The recipient side operates as follows in step 1.

The basic encryption unit E1 converts the decrypted signal S7 into a receiver ID.
Encrypt with number S4. Here, the receiver ID number S4 is the same receiver ID number register part D4 as that on the sender side.
The receiver ID number S6 outputted from the sender side is input to the selection section E1-2 which selects one of the secret key S3 outputted from the same secret key register section D3 as that of the sender side. ID number S6 is selected. Further, the decrypted signal S7 is selected by selecting one of the restored signal S8 obtained by returning the output from the same basic encryption unit E1 as that on the sender side and the decrypted signal S7 received through the transmission path T1. In step 1, the decoded signal S7 is selected. Basic encryption part E1
The restored signal S8 restored by is selected by the selection unit E1-3 to return to the selection unit E1-1.

In step 2, the operation is as follows.
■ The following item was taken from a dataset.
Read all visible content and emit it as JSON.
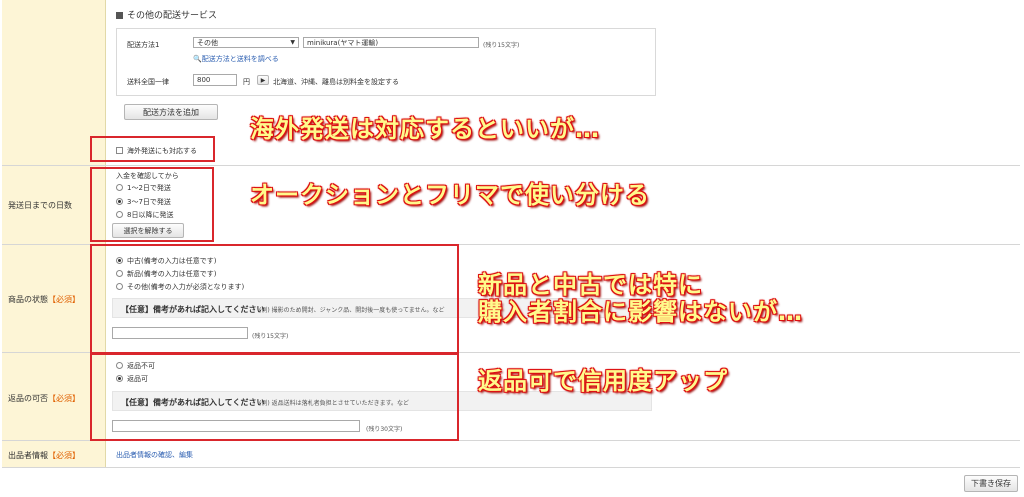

Basic encryption part E
1, the decrypted signal S7 is encrypted with the secret key S4. The selection unit E1-1 receives the restoration signal S8 generated in step 1, the selection unit E1-2 receives the secret key S3, and the selection unit E1-2 receives the secret key S3.
-3 selects the route for sending to the sender ID number authentication section E2.

The restoration signal S8 generated by the basic encryption section E1 is manually input to the sender ID number authentication section E2. The sender ID number authentication section E2 compares the sender IDi number S1 output from the sender ID number register section D2 with the restoration signal S8, and outputs the result of whether or not they match as an authentication result signal S9.
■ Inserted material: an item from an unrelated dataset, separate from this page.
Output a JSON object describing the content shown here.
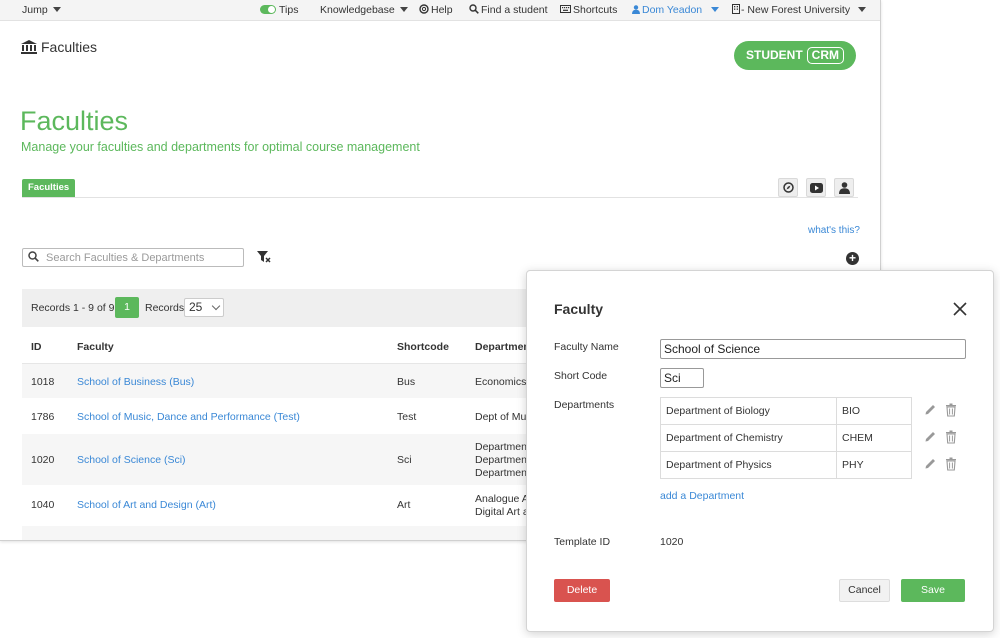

As an example, the plain text of the signal to be transmitted is the sender ID number, but it may also be a digital signature text arbitrarily agreed upon between the sender and the receiver.

[Effects of the Invention] As explained above, the other party authentication method of the present invention uses both the ID number of the recipient and the sender, so even if one ID number is known to a third party, confidentiality cannot be maintained. , the presence or absence of tampering by a third party can be immediately detected.
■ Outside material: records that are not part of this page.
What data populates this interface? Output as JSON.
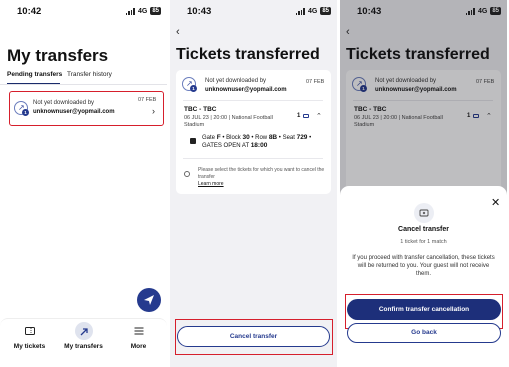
{
  "screen1": {
    "status": {
      "time": "10:42",
      "network": "4G",
      "battery": "85"
    },
    "title": "My transfers",
    "tabs": [
      {
        "label": "Pending transfers",
        "active": true
      },
      {
        "label": "Transfer history",
        "active": false
      }
    ],
    "transfer": {
      "status": "Not yet downloaded by",
      "email": "unknownuser@yopmail.com",
      "date": "07 FEB",
      "badge": "1"
    },
    "nav": [
      {
        "label": "My tickets",
        "icon": "ticket-icon"
      },
      {
        "label": "My transfers",
        "icon": "transfer-icon",
        "active": true
      },
      {
        "label": "More",
        "icon": "menu-icon"
      }
    ]
  },
  "screen2": {
    "status": {
      "time": "10:43",
      "network": "4G",
      "battery": "85"
    },
    "title": "Tickets transferred",
    "transfer": {
      "status": "Not yet downloaded by",
      "email": "unknownuser@yopmail.com",
      "date": "07 FEB",
      "badge": "1"
    },
    "match": {
      "teams": "TBC - TBC",
      "details": "06 JUL 23 | 20:00 | National Football",
      "venue": "Stadium",
      "quantity": "1"
    },
    "seat": {
      "gate_label": "Gate",
      "gate": "F",
      "block_label": "Block",
      "block": "30",
      "row_label": "Row",
      "row": "8B",
      "seat_label": "Seat",
      "seat": "729",
      "gates_open_label": "GATES OPEN AT",
      "gates_open": "18:00"
    },
    "note": "Please select the tickets for which you want to cancel the transfer",
    "learn_more": "Learn more",
    "cancel_button": "Cancel transfer"
  },
  "screen3": {
    "status": {
      "time": "10:43",
      "network": "4G",
      "battery": "85"
    },
    "title": "Tickets transferred",
    "transfer": {
      "status": "Not yet downloaded by",
      "email": "unknownuser@yopmail.com",
      "date": "07 FEB",
      "badge": "1"
    },
    "match": {
      "teams": "TBC - TBC",
      "details": "06 JUL 23 | 20:00 | National Football",
      "venue": "Stadium",
      "quantity": "1"
    },
    "sheet": {
      "title": "Cancel transfer",
      "subtitle": "1 ticket for 1 match",
      "body": "If you proceed with transfer cancellation, these tickets will be returned to you. Your guest will not receive them.",
      "confirm_button": "Confirm transfer cancellation",
      "back_button": "Go back"
    }
  },
  "colors": {
    "accent": "#253a8e",
    "highlight": "#d61f2c"
  }
}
person ID number register section, D5... private key register section,
El: basic encryption section, E2: sender ID number authentication section.

[Brief explanation of the drawing]

FIG. 1 shows a configuration example of a partner authentication method according to an embodiment of the present invention. FIG. 2 is a configuration example showing an example of a conventional partner authentication method. FIG. 3 shows another example of the configuration of the conventional partner authentication method.

Claims (1)

[Claims] 1) A communication authentication method in which the sender digitally signs a message and the receiver confirms it in any communication channel, and the sender side has a sender ID consisting of n bits (n is a natural number).
means for generating a decrypted signal Ci consisting of n bits by a predetermined algorithm for decoding the number IDi with a private key MK consisting of n bits agreed upon in common with the recipient side; The receiver side has means for generating a decoded signal Cij consisting of n bits by a predetermined algorithm for decoding with a receiver ID number IDj, and a means for sending the decoded signal Cij to a transmission path, and the receiver side has: An encrypted signal Ci consisting of n bits is generated by a predetermined algorithm that encrypts the decrypted signal Cij' received from the transmission path using the recipient ID number IDj consisting of n bits.
', and a predetermined algorithm for encrypting the encrypted signal Ci' with a private key MK consisting of n bits agreed upon in common with the sender side to generate a sender ID number IDi' consisting of n bits. and means for determining whether a sent sender ID number IDi' matches a recognized sender ID number.